Conclusion: The assessee was entitled to immediate refund of the amounts that had become due under the appellate orders.
Issue (ii): Whether the Central Government's show-cause notice under Section 36(2) of the Central Excises and Salt Act, 1944 for revising an appellate order was barred by limitation or otherwise without jurisdiction.
Analysis: The Court held that the impugned notice was not governed by the third proviso added to Section 36(2) by the 1978 amendment because the proceeding concerned scrutiny of an appellate order approving a price list, not an order directly levying, enhancing, or demanding duty on the basis of short levy or erroneous refund. An order under Rule 173C merely fixed the basis for valuation and did not itself amount to an assessment, levy, short levy, or erroneous refund. Any question of short levy would arise only later, if at all, in proceedings under Section 11A after a proper assessment. The notice was therefore within the unamended limitation applicable under Section 36(2), and no legal mala fides or want of jurisdiction was established.

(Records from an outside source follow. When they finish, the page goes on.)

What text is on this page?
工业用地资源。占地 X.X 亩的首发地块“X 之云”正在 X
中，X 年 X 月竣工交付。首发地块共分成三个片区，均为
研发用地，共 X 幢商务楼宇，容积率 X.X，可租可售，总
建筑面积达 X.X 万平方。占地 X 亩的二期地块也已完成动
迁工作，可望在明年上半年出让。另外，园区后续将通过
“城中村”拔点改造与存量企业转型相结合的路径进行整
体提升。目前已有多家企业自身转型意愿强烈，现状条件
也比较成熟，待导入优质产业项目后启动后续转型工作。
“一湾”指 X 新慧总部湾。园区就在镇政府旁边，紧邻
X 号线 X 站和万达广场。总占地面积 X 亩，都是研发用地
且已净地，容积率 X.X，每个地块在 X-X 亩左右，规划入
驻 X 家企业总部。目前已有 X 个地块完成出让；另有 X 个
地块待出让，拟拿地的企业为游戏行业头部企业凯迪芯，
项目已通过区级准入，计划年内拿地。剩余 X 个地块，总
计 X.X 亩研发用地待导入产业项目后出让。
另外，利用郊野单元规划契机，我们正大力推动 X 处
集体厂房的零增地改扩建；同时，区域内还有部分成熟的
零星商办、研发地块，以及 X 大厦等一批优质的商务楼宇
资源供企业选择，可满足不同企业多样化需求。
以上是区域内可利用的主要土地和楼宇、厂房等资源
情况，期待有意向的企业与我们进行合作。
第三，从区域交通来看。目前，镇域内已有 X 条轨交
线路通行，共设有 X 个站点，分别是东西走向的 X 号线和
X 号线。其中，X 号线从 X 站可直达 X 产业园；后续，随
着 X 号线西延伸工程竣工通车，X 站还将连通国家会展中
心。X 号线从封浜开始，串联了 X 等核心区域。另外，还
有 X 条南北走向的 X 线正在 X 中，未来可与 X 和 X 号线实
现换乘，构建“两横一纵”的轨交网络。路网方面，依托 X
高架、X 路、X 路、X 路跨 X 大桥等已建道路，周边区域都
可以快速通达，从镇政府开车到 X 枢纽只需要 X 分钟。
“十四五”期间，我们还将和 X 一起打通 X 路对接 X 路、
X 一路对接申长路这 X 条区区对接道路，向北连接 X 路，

Conclusion: The show-cause notice was valid and not liable to be quashed.
Final Conclusion: The assessee succeeded on the refund claim, but failed on the challenge to the revisional notice, resulting in only partial relief.
Ratio Decidendi: When refund becomes due by reason of an appellate order, the excise officer must give effect to it as a statutory duty; but a revisional notice attacking a price-list approval order does not, by itself, amount to action for short levy or erroneous refund so as to attract the special limitation governing such duty demands.